This is totally normal.
And yet my pulse is sprinting like it doesn’t believe in normal anymore.
Daisy glances up at me. “Can we show Brendon my rock collection?”
Brendon clears his throat, shifting in his seat. “It’s okay, kiddo. I’m sure your mom has a lot to do.”
I close my eyes for half a second. Daisy is safe. Daisy is here. Daisy is asking for spaghetti like the world didn’t almost knock her out from under me.
I can do this. I can handle one dinner. One hour. One polite thank you.
“I already told you he’s welcome,” I say. “Come on.”
Daisy squeals and scrambles out, boots hitting the snow with a crunch. I follow, my breath fogging in the cold. Brendon steps out last, towering and solid, his movements careful like he’s trying not to startle anything.
I catch him looking at my house before he follows us up the walkway. Not in a nosy way. In a quiet, thoughtful way, as if he’s trying to fit his memories of teenage me into the reality of adult me and finding it doesn’t quite line up.
Good.
It shouldn’t.
Inside, warmth wraps around us immediately, the familiar smell of clean laundry and the vanilla candle Daisy begged me to light “because it makes the house feel happy.”
The entryway is cluttered and untidy after racing to get out of the house this morning. Daisy’s mittens are on the bench, herbackpack hung on the hook I installed lower than the others so she wouldn’t have to reach, a pair of my boots drying near the vent.
My house is not fancy. It doesn’t look like anything on a Pinterest board.
It’s ours.
Daisy shrugs off her coat and kicks her boots off, then darts down the hall like a puppy released from a leash. “I’m changing into pajamas!”
“Hang on,” I call. “Wash your hands and face first.”
“Okay!” she yells, already halfway to her room.
I exhale, slow and controlled, trying to push the adrenaline down into something manageable.
Brendon stands just inside the doorway, not taking off his coat yet, as if he’s unsure whether he’s been invited for dinner or simply allowed to exist in the same room as me.
That thought prickles. I don’t want him to feel unwelcome.
I just don’t want him to feel… comfortable.
“Do you want to take your coat off?” I ask.
He blinks like he’s surprised I spoke again. “Yeah. Sorry.”

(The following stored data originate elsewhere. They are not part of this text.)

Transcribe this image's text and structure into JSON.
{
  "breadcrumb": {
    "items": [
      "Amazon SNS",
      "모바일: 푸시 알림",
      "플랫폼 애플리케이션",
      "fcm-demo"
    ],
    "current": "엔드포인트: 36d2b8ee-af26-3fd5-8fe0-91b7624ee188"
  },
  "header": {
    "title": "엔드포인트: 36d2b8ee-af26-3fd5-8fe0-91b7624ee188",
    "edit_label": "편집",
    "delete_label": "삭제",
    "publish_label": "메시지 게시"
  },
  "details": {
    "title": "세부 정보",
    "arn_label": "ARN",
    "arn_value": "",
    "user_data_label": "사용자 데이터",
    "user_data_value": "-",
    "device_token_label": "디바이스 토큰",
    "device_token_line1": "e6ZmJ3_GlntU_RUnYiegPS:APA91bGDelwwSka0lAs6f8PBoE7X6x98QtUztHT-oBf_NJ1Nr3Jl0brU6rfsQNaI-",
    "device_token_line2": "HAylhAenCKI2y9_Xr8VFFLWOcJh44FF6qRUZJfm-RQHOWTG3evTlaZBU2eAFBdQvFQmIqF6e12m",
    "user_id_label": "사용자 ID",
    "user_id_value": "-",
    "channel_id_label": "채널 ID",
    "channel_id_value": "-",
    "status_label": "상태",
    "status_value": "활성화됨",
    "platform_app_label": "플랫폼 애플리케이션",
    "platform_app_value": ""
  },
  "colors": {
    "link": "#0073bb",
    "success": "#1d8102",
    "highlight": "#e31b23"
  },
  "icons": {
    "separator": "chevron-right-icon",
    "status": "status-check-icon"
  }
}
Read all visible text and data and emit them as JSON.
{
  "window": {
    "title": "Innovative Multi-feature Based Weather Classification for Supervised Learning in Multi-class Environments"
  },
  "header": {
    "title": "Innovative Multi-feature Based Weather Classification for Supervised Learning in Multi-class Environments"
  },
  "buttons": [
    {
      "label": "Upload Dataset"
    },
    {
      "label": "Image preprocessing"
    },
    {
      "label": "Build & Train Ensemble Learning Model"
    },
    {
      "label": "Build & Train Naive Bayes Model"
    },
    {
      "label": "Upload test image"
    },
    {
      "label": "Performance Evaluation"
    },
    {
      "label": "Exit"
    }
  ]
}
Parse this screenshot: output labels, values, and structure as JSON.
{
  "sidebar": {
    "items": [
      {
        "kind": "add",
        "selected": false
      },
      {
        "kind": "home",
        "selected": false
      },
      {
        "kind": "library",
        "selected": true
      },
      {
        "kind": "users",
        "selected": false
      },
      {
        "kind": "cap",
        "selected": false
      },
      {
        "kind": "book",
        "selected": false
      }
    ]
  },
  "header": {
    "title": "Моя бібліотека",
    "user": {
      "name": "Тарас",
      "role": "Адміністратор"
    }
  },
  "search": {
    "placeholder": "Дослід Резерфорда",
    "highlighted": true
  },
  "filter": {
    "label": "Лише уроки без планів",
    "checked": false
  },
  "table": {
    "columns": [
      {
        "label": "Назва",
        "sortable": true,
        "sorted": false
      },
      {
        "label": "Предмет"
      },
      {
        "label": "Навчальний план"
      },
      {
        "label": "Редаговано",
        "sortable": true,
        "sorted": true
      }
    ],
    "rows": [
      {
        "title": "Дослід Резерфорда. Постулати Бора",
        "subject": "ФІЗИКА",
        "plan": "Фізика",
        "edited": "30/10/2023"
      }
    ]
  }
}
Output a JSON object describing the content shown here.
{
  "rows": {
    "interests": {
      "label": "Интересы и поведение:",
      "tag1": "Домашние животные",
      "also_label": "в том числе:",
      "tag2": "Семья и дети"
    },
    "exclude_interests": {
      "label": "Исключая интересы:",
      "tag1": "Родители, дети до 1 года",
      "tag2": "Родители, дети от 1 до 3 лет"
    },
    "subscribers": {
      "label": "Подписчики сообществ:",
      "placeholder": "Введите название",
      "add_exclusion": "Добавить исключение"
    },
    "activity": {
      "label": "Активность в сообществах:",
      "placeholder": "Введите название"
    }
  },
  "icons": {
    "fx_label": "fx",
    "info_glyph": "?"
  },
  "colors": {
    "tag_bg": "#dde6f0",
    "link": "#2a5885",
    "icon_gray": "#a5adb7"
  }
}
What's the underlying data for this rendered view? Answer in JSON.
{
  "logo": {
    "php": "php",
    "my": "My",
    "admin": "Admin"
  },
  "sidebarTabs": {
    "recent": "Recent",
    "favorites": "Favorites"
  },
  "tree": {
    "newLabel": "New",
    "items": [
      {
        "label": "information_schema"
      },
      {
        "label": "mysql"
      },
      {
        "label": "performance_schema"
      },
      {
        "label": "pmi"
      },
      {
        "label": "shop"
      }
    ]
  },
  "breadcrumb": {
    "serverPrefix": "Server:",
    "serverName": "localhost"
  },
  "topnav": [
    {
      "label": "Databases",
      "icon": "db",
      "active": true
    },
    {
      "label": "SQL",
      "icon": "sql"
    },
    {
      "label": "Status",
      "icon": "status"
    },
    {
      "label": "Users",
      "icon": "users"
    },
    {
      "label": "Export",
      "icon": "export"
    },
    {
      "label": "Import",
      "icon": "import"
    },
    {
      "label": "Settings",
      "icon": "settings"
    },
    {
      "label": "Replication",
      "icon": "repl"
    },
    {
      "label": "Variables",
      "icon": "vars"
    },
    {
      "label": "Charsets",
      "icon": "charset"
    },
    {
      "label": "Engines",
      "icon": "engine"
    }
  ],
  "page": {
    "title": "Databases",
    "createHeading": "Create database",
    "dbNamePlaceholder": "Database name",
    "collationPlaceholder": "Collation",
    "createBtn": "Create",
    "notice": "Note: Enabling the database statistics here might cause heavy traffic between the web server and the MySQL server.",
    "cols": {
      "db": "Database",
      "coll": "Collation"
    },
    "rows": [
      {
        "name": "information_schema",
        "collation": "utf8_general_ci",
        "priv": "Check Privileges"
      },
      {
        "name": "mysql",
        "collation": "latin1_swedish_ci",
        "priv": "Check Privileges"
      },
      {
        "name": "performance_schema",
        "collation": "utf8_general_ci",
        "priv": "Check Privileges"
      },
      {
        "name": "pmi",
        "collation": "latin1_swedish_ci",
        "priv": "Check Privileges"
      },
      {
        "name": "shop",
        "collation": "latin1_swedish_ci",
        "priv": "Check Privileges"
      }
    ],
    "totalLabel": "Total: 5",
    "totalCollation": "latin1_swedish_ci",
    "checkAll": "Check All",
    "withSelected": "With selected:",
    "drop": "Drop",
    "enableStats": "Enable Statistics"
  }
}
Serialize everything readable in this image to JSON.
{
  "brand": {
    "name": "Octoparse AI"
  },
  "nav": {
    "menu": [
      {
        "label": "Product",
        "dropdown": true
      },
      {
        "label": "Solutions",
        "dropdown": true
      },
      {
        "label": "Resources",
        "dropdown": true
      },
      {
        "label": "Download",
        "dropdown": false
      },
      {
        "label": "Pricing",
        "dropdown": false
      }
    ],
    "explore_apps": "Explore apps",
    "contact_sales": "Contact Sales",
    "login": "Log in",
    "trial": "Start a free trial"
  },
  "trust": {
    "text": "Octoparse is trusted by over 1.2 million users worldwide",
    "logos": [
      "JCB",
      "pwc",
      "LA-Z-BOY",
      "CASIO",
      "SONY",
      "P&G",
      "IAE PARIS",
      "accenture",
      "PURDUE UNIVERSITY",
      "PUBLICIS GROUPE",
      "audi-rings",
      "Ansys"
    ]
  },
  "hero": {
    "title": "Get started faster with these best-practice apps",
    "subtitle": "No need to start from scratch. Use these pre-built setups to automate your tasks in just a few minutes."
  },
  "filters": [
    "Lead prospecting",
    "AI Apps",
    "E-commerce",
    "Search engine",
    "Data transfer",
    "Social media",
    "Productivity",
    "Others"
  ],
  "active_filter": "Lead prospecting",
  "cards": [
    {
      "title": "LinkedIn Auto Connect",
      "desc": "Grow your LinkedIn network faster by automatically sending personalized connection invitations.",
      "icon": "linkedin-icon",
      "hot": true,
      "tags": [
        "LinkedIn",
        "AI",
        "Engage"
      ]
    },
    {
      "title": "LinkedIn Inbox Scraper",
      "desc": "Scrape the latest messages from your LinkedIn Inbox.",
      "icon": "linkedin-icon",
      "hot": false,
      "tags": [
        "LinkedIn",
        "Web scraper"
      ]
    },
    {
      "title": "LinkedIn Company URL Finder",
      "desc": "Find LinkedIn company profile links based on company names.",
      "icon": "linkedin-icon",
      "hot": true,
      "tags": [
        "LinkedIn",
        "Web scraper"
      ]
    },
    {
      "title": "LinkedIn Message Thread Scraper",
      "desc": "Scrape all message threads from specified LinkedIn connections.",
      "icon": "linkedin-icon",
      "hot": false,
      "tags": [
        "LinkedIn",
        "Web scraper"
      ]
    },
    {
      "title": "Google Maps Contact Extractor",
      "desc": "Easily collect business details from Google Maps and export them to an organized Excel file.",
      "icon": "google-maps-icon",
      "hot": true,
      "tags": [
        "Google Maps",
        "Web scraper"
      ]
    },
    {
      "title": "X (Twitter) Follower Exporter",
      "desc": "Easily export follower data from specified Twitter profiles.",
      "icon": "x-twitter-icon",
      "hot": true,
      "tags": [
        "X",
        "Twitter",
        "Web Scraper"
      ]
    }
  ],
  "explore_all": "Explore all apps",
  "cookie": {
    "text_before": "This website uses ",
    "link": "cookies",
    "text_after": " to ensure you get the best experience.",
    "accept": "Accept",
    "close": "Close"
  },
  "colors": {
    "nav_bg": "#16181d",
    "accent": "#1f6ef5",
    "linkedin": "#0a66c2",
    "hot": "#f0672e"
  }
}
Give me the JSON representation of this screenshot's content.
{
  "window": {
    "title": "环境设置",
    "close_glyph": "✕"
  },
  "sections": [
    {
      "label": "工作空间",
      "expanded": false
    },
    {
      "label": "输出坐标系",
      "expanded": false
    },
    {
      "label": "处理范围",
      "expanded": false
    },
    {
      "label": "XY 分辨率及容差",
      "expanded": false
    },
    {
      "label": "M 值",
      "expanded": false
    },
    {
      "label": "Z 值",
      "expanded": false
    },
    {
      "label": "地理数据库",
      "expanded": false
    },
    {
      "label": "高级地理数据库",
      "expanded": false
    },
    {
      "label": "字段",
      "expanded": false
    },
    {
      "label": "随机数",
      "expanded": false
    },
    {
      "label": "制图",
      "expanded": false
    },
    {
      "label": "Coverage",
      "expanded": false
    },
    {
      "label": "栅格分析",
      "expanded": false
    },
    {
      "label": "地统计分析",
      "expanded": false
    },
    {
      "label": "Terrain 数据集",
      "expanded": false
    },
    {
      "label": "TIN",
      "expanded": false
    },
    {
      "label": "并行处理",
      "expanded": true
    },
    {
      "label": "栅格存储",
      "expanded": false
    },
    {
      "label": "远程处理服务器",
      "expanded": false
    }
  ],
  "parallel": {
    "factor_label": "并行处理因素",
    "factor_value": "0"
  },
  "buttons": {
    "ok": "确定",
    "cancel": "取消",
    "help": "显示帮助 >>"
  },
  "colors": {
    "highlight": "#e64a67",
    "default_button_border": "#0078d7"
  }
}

He shrugs out of it and hangs it carefully on the hook, like he’s used to doing things in a way that doesn’t take up too much space. Then he looks around again, his gaze catching on the wall by the hallway.
The growth chart.
It’s just pencil marks and dates. Daisy’s name written in my handwriting beside each year. Little notes like “first missing tooth” and “learned to ride her bike” scribbled in the margins because I couldn’t help myself.
Brendon’s eyes linger there.
My stomach flips.
I step in front of it like a shield, ridiculous and instinctive. “Let’s grab you something to drink. The kitchen is this way.”